Once you release the first version of a language compiler/interpreter, you are bound by it because people will rightly expect program to run on later versions.
It is difficult to release early, and later add features or you get into the syntactic mess that are perl5 and C++ with the addition of OO into an existing language. Less visible for the users of the langage is the problem of new features implementation. You can't graft signigicant features after the fact without redesigning the internals or being bound by them. Perl5 threads come to mind
These problems of compatibility with existing code, coherency of the language, coherency of the implementation seems to escape the mind of well-willing but misguided people like shlomi on Freshmeat.
Like every language, Perl5 is bound by decisions that were made since its inception. In fact, as a synthetic language, it integrated features from diverse Unix program in one language but it perpetuated accidents of history dating from the beginning of Unix. In a sense that was a quality because it meant that perl was easy to Unix programmers. But now it is a curse.
Perl6 is a rare occasion to start with a clean slate while benefiting from the experience accumulated thru the years. Larry said something like "let's do it right, no right now". Even when designed with extensibility in mind, early wrong choice are usually there forever. Worse, they tend to propagate to other languages.
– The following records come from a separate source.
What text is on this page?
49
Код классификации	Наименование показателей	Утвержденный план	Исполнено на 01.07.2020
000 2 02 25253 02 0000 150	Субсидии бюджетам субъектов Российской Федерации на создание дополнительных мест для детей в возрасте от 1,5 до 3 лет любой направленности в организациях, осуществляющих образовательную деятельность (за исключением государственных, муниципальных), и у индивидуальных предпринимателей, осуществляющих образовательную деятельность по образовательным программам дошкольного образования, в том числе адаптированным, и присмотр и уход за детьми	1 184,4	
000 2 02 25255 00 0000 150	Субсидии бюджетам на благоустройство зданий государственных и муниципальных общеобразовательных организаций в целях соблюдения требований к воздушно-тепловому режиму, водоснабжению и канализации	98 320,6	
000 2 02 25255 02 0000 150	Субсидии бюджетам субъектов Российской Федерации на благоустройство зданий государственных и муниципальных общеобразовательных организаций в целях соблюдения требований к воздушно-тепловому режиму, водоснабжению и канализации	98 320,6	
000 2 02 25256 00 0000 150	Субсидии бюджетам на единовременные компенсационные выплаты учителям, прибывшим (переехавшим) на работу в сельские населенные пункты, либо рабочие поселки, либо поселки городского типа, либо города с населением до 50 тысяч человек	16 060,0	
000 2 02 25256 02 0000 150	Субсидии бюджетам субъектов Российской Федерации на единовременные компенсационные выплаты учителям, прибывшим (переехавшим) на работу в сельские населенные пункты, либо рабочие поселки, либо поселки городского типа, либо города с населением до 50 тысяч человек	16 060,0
Having read the apocalypses, synopses and exegeses, I understood how ambitious is the project. It is worth the wait. It is not fair to compare Perl6 with Python and Ruby and to say: Why should I wait because Python and Ruby are already there? Perl6 is not just a cleant-up perl5 with a few added features. It is a redesigned Perl
If you want Perl6 to be successful but are not interested in the internals, prepare to code for it so that Perl6 rapdidly gets a pool of competent people and various libraries. If you judge by the previous history of Perl and its durability, The investment in learning Perl6 will pay over the years
If you want to play with Perl6 technology, Parrot, the VM that will run Perl6, is already there and running. What is lacking are solid compilers on top of it to stress the current implementation so that its deficiencies are identified and fixed.